Yes, email is convenient.  I love to hear from friends.  Reading my friends on a screen does convey their presence, and I sometimes print out the letters.  Prayer requests can be zapped in a little more than a twinkling of an eye, plans can be made, and timely info can be relayed via email.  Obviously for business purposes the technology of email has become nearly indispensable, because it is cost-free and efficient.

But where is the ambience in email?  Where is the visual satisfaction of notes written on pretty stationery (decades of which I have stored in memory boxes)?  Where is that rambling, stream-of-consciousness sharing which comes so naturally when one sits down with a pot of tea, a gracious tea-cup, and a few moments to devote full attention to the age-old art of real correspondence? 

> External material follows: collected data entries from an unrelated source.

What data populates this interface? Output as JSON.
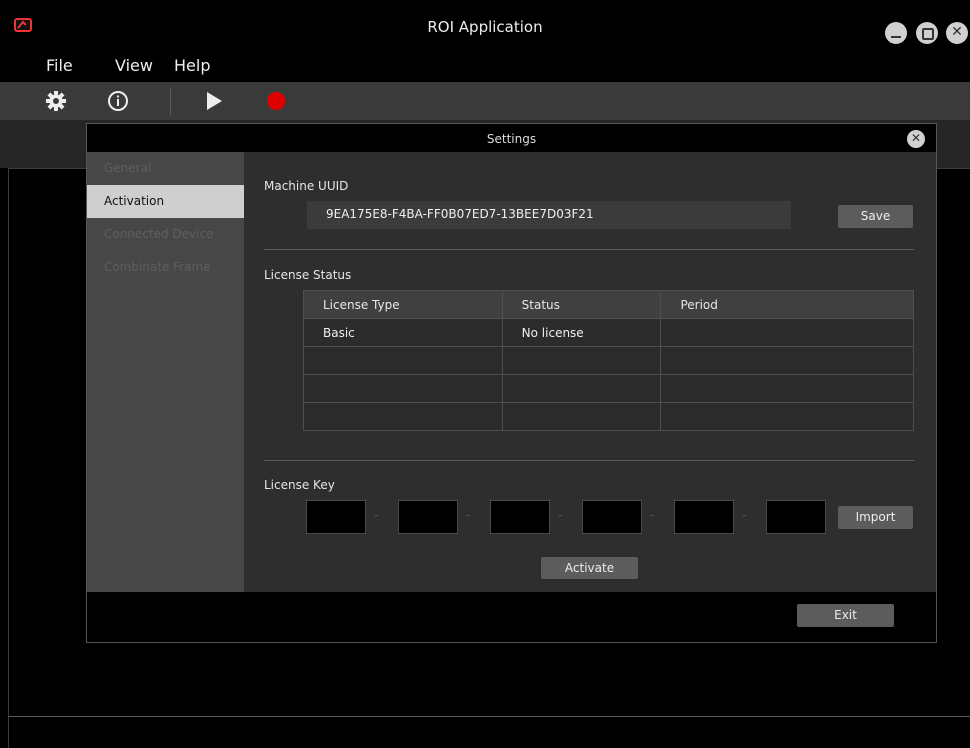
{
  "window": {
    "title": "ROI Application",
    "controls": [
      "minimize",
      "maximize",
      "close"
    ]
  },
  "menu": [
    "File",
    "View",
    "Help"
  ],
  "toolbar": {
    "icons": [
      "gear-icon",
      "info-icon",
      "play-icon",
      "record-icon"
    ],
    "record_color": "#e00000"
  },
  "dialog": {
    "title": "Settings",
    "sidebar": {
      "items": [
        {
          "label": "General"
        },
        {
          "label": "Activation"
        },
        {
          "label": "Connected Device"
        },
        {
          "label": "Combinate Frame"
        }
      ],
      "active": "Activation"
    },
    "machine_uuid": {
      "label": "Machine UUID",
      "value": "9EA175E8-F4BA-FF0B07ED7-13BEE7D03F21",
      "save_label": "Save"
    },
    "license_status": {
      "label": "License Status",
      "columns": [
        "License Type",
        "Status",
        "Period"
      ],
      "rows": [
        [
          "Basic",
          "No license",
          ""
        ],
        [
          "",
          "",
          ""
        ],
        [
          "",
          "",
          ""
        ],
        [
          "",
          "",
          ""
        ]
      ]
    },
    "license_key": {
      "label": "License Key",
      "separator": "-",
      "import_label": "Import",
      "activate_label": "Activate"
    },
    "exit_label": "Exit"
  }
}
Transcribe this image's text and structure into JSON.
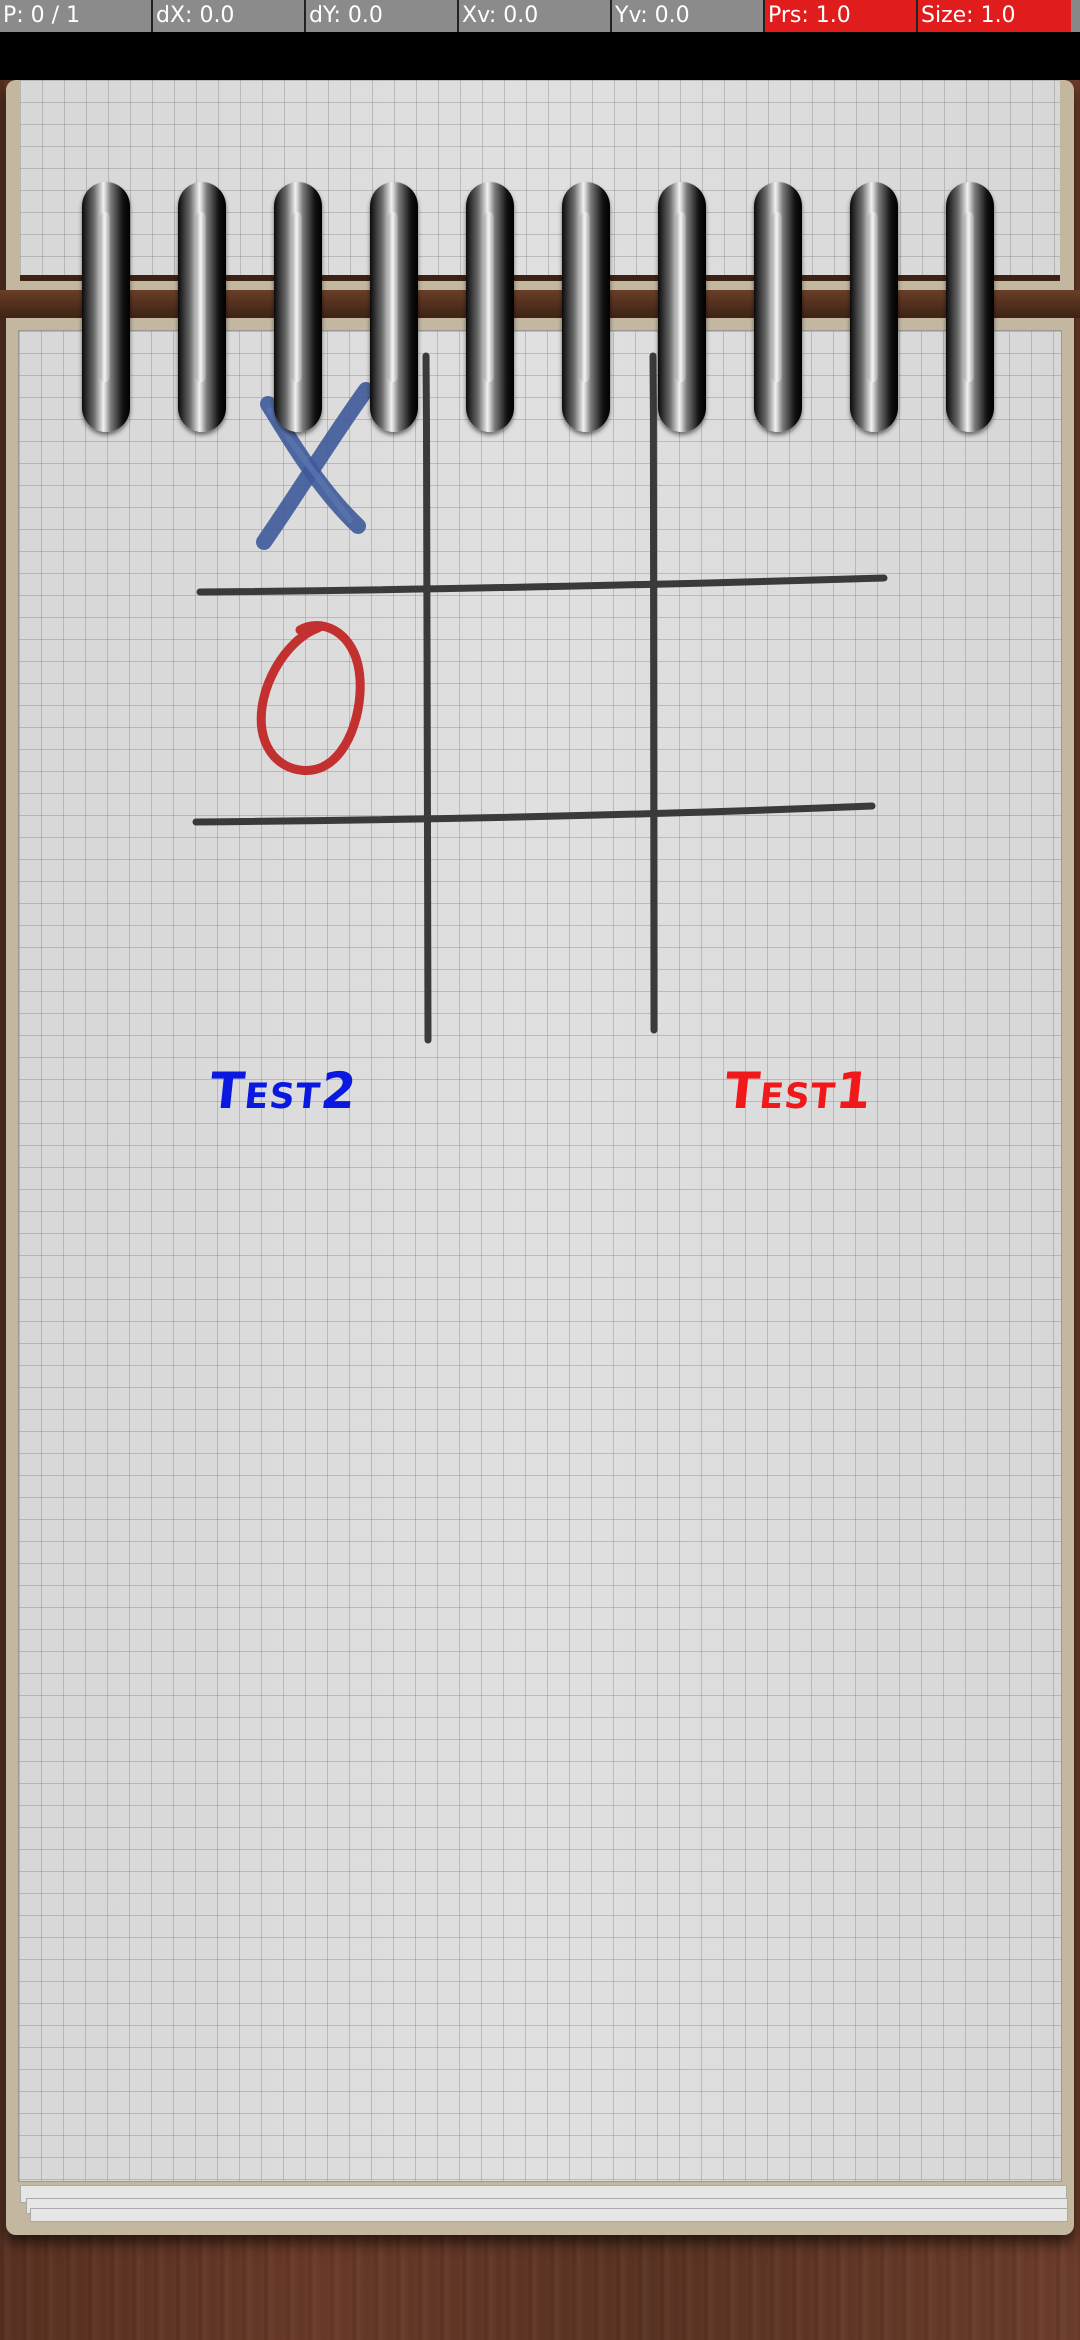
{
  "status_bar": {
    "cells": [
      {
        "text": "P: 0 / 1",
        "color": "#8b8b8b"
      },
      {
        "text": "dX: 0.0",
        "color": "#8b8b8b"
      },
      {
        "text": "dY: 0.0",
        "color": "#8b8b8b"
      },
      {
        "text": "Xv: 0.0",
        "color": "#8b8b8b"
      },
      {
        "text": "Yv: 0.0",
        "color": "#8b8b8b"
      },
      {
        "text": "Prs: 1.0",
        "color": "#e11c1c"
      },
      {
        "text": "Size: 1.0",
        "color": "#e11c1c"
      }
    ]
  },
  "game": {
    "board": [
      [
        "X",
        "",
        ""
      ],
      [
        "O",
        "",
        ""
      ],
      [
        "",
        "",
        ""
      ]
    ],
    "x_color": "#3e5a9a",
    "o_color": "#c23030",
    "line_color": "#3a3a3a"
  },
  "players": {
    "left": {
      "name": "Test2",
      "color": "#0a18e0"
    },
    "right": {
      "name": "Test1",
      "color": "#f01818"
    }
  }
}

How can we send a tea bag, a bookmark, or tufts of yarn from a knitting basket via email?  Email letters can include photos, music, and fancy “wallpaper” for “stationery”—but so far we are unable to insert a sprig of lavender cyberwise, or perfume the email.  (Maybe Windows Live Mail or Outlook Express will come up with perfume next!  I’d be thrilled if that would happen!)

And where is that leisurely break in the day, when one pauses to chat with the delivery person at the mailbox—or the worker behind the counter at the local Post Office?  The face-to-face exchange of smiles and pleasantries is a slow-lane treasure in this era of fast-paced communication!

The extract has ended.